QoL Explorer (click on the ‘Quality of Life Explorer’ header in the figure to randomly cycle through the indicators)
Rebooting the QoL project in Fall ’21
The QoL explorer, as many know, is a longstanding collaboration between the City of Charlotte, Mecklenburg County and the Charlotte Urban Institute.
The automation project informally started in the Fall of 2021 with somewhat different goals. The task at hand was to recoup lost ground on the timeline and get deliverables back on track. Dozens of variables in multiple years required updating. Much had to be done, and quick. You can read more on the first part of this story here.
Fast forward a few months of frenzied work and development.
By early Spring 2022, we had brought the project on track to relieve it from the backlog. More importantly, the work during this time also shaped our understanding of how our processes could be more efficient and how reproducible analytical processes could transform the maintenance of QoL explorer.
Developing Scripts and Workflows
Much of the early work was on developing python scripts (thanks Providence) that could replace manual geoprocessing and aggregation operations to compute the indicators for each NPA. While they set the foundation for coding in the project, they were not ready to be aligned with a persistent data pipeline as several key processes remained manual.
Scripts to review the computed indicators and convert them to appropriate formats to serve the application also were worked out during this time.
We also designed and developed a SQL server database (thanks, Pratik that can ingest the computed QoL indicators to replace our dinosaur MS Access database.

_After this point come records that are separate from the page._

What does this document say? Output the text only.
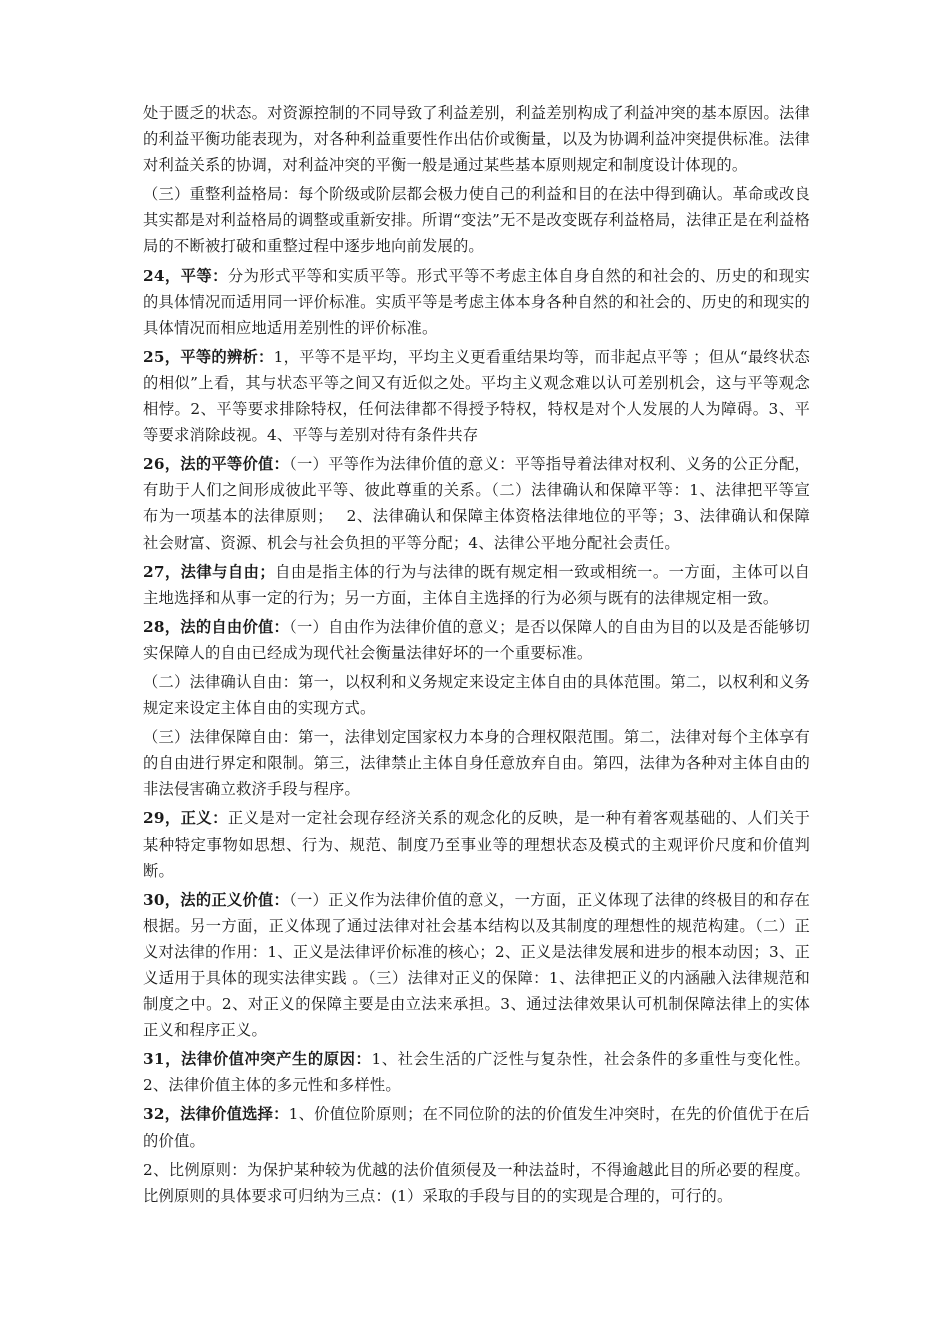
处于匮乏的状态。对资源控制的不同导致了利益差别，利益差别构成了利益冲突的基本原因。法律的利益平衡功能表现为，对各种利益重要性作出估价或衡量，以及为协调利益冲突提供标准。法律对利益关系的协调，对利益冲突的平衡一般是通过某些基本原则规定和制度设计体现的。

（三）重整利益格局：每个阶级或阶层都会极力使自己的利益和目的在法中得到确认。革命或改良其实都是对利益格局的调整或重新安排。所谓“变法”无不是改变既存利益格局，法律正是在利益格局的不断被打破和重整过程中逐步地向前发展的。

24，平等：分为形式平等和实质平等。形式平等不考虑主体自身自然的和社会的、历史的和现实的具体情况而适用同一评价标准。实质平等是考虑主体本身各种自然的和社会的、历史的和现实的具体情况而相应地适用差别性的评价标准。

25，平等的辨析：1，平等不是平均，平均主义更看重结果均等，而非起点平等 ；但从“最终状态的相似”上看，其与状态平等之间又有近似之处。平均主义观念难以认可差别机会，这与平等观念相悖。2、平等要求排除特权，任何法律都不得授予特权，特权是对个人发展的人为障碍。3、平等要求消除歧视。4、平等与差别对待有条件共存

26，法的平等价值：（一）平等作为法律价值的意义：平等指导着法律对权利、义务的公正分配，有助于人们之间形成彼此平等、彼此尊重的关系。（二）法律确认和保障平等：1、法律把平等宣布为一项基本的法律原则；　 2、法律确认和保障主体资格法律地位的平等；3、法律确认和保障社会财富、资源、机会与社会负担的平等分配；4、法律公平地分配社会责任。

27，法律与自由；自由是指主体的行为与法律的既有规定相一致或相统一。一方面，主体可以自主地选择和从事一定的行为；另一方面，主体自主选择的行为必须与既有的法律规定相一致。

28，法的自由价值：（一）自由作为法律价值的意义；是否以保障人的自由为目的以及是否能够切实保障人的自由已经成为现代社会衡量法律好坏的一个重要标准。

（二）法律确认自由：第一，以权利和义务规定来设定主体自由的具体范围。第二，以权利和义务规定来设定主体自由的实现方式。

（三）法律保障自由：第一，法律划定国家权力本身的合理权限范围。第二，法律对每个主体享有的自由进行界定和限制。第三，法律禁止主体自身任意放弃自由。第四，法律为各种对主体自由的非法侵害确立救济手段与程序。

29，正义：正义是对一定社会现存经济关系的观念化的反映，是一种有着客观基础的、人们关于某种特定事物如思想、行为、规范、制度乃至事业等的理想状态及模式的主观评价尺度和价值判断。

30，法的正义价值：（一）正义作为法律价值的意义，一方面，正义体现了法律的终极目的和存在根据。另一方面，正义体现了通过法律对社会基本结构以及其制度的理想性的规范构建。（二）正义对法律的作用：1、正义是法律评价标准的核心；2、正义是法律发展和进步的根本动因；3、正义适用于具体的现实法律实践 。（三）法律对正义的保障：1、法律把正义的内涵融入法律规范和制度之中。2、对正义的保障主要是由立法来承担。3、通过法律效果认可机制保障法律上的实体正义和程序正义。

31，法律价值冲突产生的原因：1、社会生活的广泛性与复杂性，社会条件的多重性与变化性。2、法律价值主体的多元性和多样性。

32，法律价值选择：1、价值位阶原则；在不同位阶的法的价值发生冲突时，在先的价值优于在后的价值。

2、比例原则：为保护某种较为优越的法价值须侵及一种法益时，不得逾越此目的所必要的程度。比例原则的具体要求可归纳为三点：(1）采取的手段与目的的实现是合理的，可行的。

With this, we accomplished integrating QoL indicators data with the Charlotte Regional Data Trusts’s integrated data system by Spring 2022.
While the initial work was not ‘production’ ready, they made important building blocks to formalizing the automation project and how pipelines needed to be structured.

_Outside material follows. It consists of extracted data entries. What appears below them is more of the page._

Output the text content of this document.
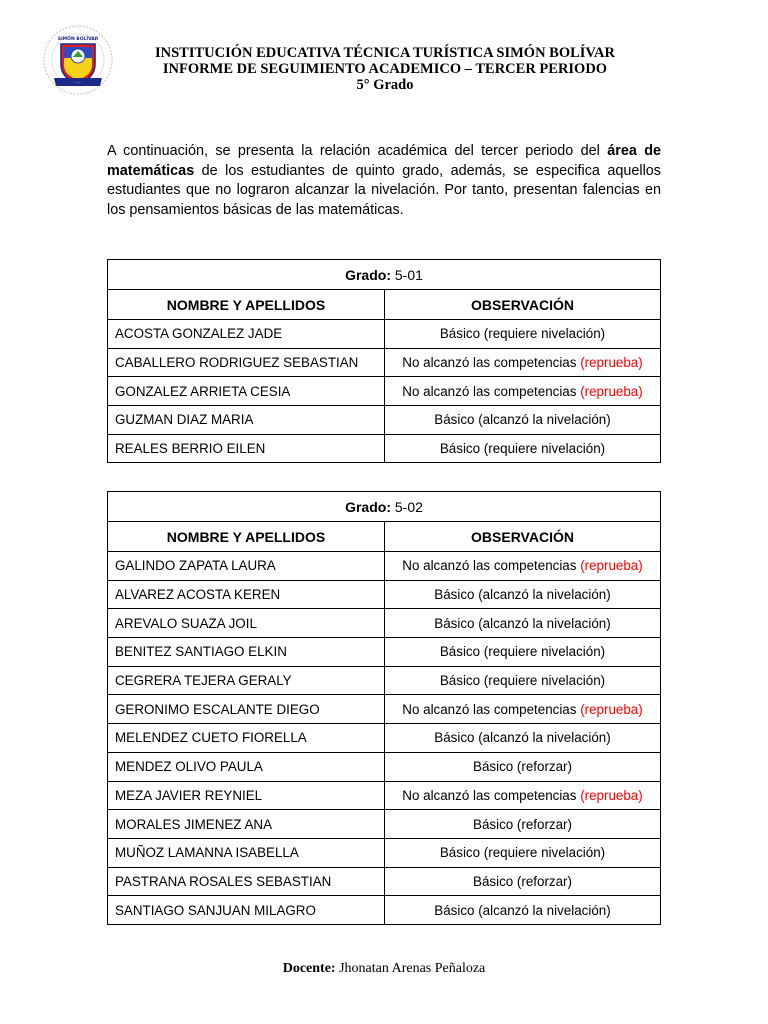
SIMÓN BOLÍVAR
·····
INSTITUCIÓN EDUCATIVA TÉCNICA TURÍSTICA SIMÓN BOLÍVAR
INFORME DE SEGUIMIENTO ACADEMICO – TERCER PERIODO
5° Grado
A continuación, se presenta la relación académica del tercer periodo del área de matemáticas de los estudiantes de quinto grado, además, se especifica aquellos estudiantes que no lograron alcanzar la nivelación. Por tanto, presentan falencias en los pensamientos básicas de las matemáticas.
Grado: 5-01	
NOMBRE Y APELLIDOS	OBSERVACIÓN
ACOSTA GONZALEZ JADE	Básico (requiere nivelación)
CABALLERO RODRIGUEZ SEBASTIAN	No alcanzó las competencias (reprueba)
GONZALEZ ARRIETA CESIA	No alcanzó las competencias (reprueba)
GUZMAN DIAZ MARIA	Básico (alcanzó la nivelación)
REALES BERRIO EILEN	Básico (requiere nivelación)
Grado: 5-02	
NOMBRE Y APELLIDOS	OBSERVACIÓN
GALINDO ZAPATA LAURA	No alcanzó las competencias (reprueba)
ALVAREZ ACOSTA KEREN	Básico (alcanzó la nivelación)
AREVALO SUAZA JOIL	Básico (alcanzó la nivelación)
BENITEZ SANTIAGO ELKIN	Básico (requiere nivelación)
CEGRERA TEJERA GERALY	Básico (requiere nivelación)
GERONIMO ESCALANTE DIEGO	No alcanzó las competencias (reprueba)
MELENDEZ CUETO FIORELLA	Básico (alcanzó la nivelación)
MENDEZ OLIVO PAULA	Básico (reforzar)
MEZA JAVIER REYNIEL	No alcanzó las competencias (reprueba)
MORALES JIMENEZ ANA	Básico (reforzar)
MUÑOZ LAMANNA ISABELLA	Básico (requiere nivelación)
PASTRANA ROSALES SEBASTIAN	Básico (reforzar)
SANTIAGO SANJUAN MILAGRO	Básico (alcanzó la nivelación)
Docente: Jhonatan Arenas Peñaloza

Refining the code and reshaping workflows
The next logical step was to reorganize and optimize the python scripts developed to create common categories of workflows based on shared data assets and/or computational processes.
For example, indicators developed using the census API had a set of common routines, and those ones in which proximity was being computed had similar processes for data preparation and calculation. Then there were lateral processes such as geocoding that affected more than one category of workflows. Development of compute functions and scripts continued and more indicators were added to the automation framework during this time.
Moving to the Cloud and developing final-mile processes
Until the start of Fall 2022, the automation project ran largely on exceptional work done by graduate student assistants. Bringing Nick on board was a shot in the arm as we now could start aligning the work on this project with the larger vision of a unified data analytic ecosystem and build critical components for the reproducibility framework at the Institute. To this end, we developed a test instance of AWS relational database service that could house the Urban Institute’s data assets including the ones consumed by QoL project.
As work progressed, we began drawing plans this Spring to tackle the residual manual work that still lurked in the post-processing parts of the project. We developed scripts (thanks Nick) to automate the ETL components after the indicators were computed. We also reconfigured the review process and enabled a streamlined ingestion into the AWS database that now houses the QoL data. This critical work appropriately brought the finale to this phase of the project.
Project Chronology
Figure below shows the general chronology of events in the project
How this work transforms the project
A lot of water has flown down the river since we started this work. I can safely say that all of the major workflows in this project are encoded in the pipeline now. This has resulted in around 60% reduction in the project workload and we have the unprecedented luxury to reimagine our engagement in the QoL project in future work cycles without straining the budget.
May be we can finally set data operations and maintenance aside and start developing research insights using the rich neighborhood-level dataset of QoL explorer? The possibilities are exciting. More to come on this..
We still have a few indicators to be absorbed into the pipeline but they are relatively trivial work. A key process to be completed is building the raw databases and connecting them to the compute code. We’ll be taking this up in the upcoming wave.
Final note
I see the success of this project speaking about the dedication and capacity of the UI data science team to transform how we support community research initiatives. More importantly, we are making all the right moves to elevate our data analytic work to greater rigor and transparency that augurs well to the ethos of our organization and in general, science.